The largest area of demand is in the information technology sector, where demand has reached an “all-time high,” according to the company’s 2013 salary guide. That is largely due to a national shortage of tech workers, Leto said,
Local officials have also identified a shortage of tech workers in Iowa. To remedy the problem, many Central Iowa employers are reaching out to colleges to try to make sure students know about the IT opportunities in the region. Organizations such as the Technology Association of Iowa and Greater Des Moines Partnership have also put programs in place to try to gain more IT workers on both a short- and long-term basis.
Other fields, such as manufacturing, sales and accounting and finance, are calling for more workers due to an improving economy.
Expect that to continue, Leto said.
“I think in Central Iowa we’ll continue to see improvement for sure (in the economy),” he said. “I think companies have positioned themselves well.”
Health care to be key HR topic in 2013
Tops on the to-do list for human resources professionals this year: explaining changes in health insurance because of Obamacare.
It doesn’t help that businesses are, by and large, behind in preparing for reform, said John Hovey, president of Focus OneSource, a human resources management company.
Many businesses were waiting to see whether the Patient Protection and Affordable Care Act would be upheld by the Supreme Court.
Then they were waiting to see if President Barack Obama would be re-elected.
Now they are waiting on regulators to clarify the rules on how to comply with the legislation.
“I think it’s going to take a lot more to get up to speed,” Hovey said. “I think businesses are behind. ... Employers are kind of waiting to see, ‘OK, I have to do it. How do I have to do it?’”
Two key things will be different this year. One, employers are to give employees a four-page, 12-point summary of benefits and coverage for their company plan.
Two, employers have to give employees information about state-run health exchanges. Gov. Terry Branstad said in December that Iowa would pursue a state-federal partnership in setting up the exchange.
The other health care-related issue for employers to keep in mind is that they will have to ramp up communication efforts to let employees know if there is an employer contribution to the health care plan, and if so, how much, Hovey said. Right now, he estimates one in 10 job applicants asks about benefit plans, but as people are required to purchase health care, it will become a more common question.
3 more things to watch for ...
. . . Courtesy of Sarah Charlier, president-elect of the Central Iowa chapter of the Society for Human Resource Management and a human resource specialist with Merit Resources Inc.:
1. New rules for a mobile work force:
Because of employees’ increasing ability to work off-site using mobile devices, companies are grappling with issues related to data security. “The mobile device issue has really been pretty challenging for HR folks, in a work force that uses more mobile devices while still protecting your data,” Charlier said. “And deciding who owns the LinkedIn account or the Twitter account, and who is walking out the door with your data. Do you allow people to use their own devices, or do you buy them? A lot of organizations are trying to deal with that at this point.”
2. A wave of retirements:
As the Baby Boomer generation nears retirement, succession planning will become more important. Companies will need to focus on identifying employees who are going to stay with the company for the next several years to take over important roles, and not letting skilled and experienced people leave.

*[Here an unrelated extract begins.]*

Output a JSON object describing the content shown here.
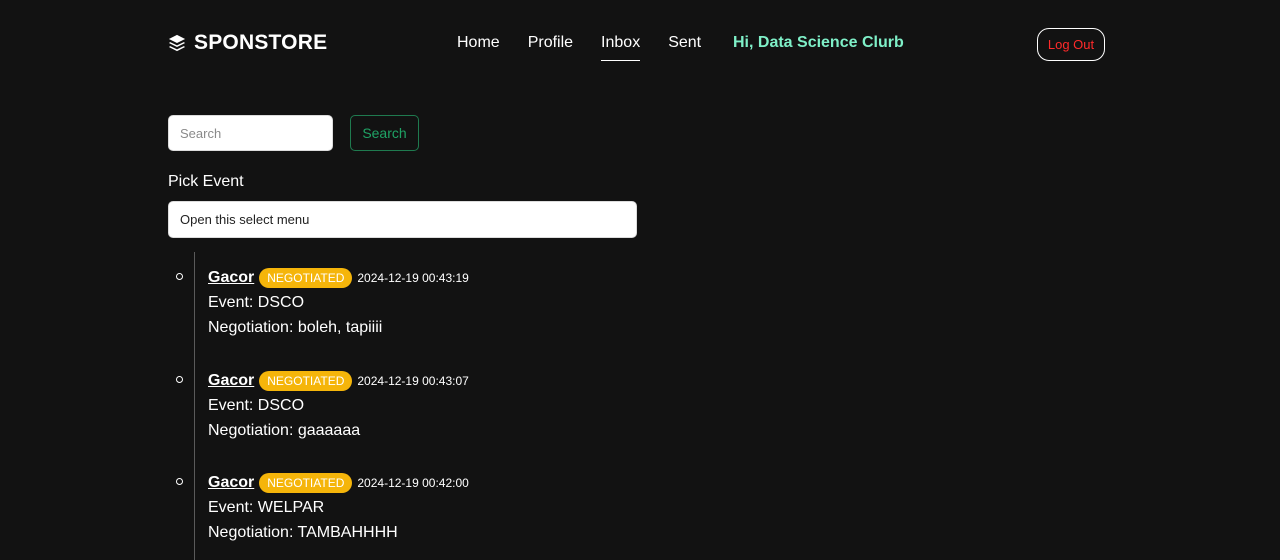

3. Legislative and legal changes:
As nationwide trends play out, businesses have to pay special attention to certain laws that differ by state. Employers with offices in Colorado and Washington state, for example, will have to figure out the HR ramifications of legalized marijuana. And in Iowa, employers must continue to figure out HR aspects of same-sex marriage, especially when it comes to federal programs such as COBRA health insurance.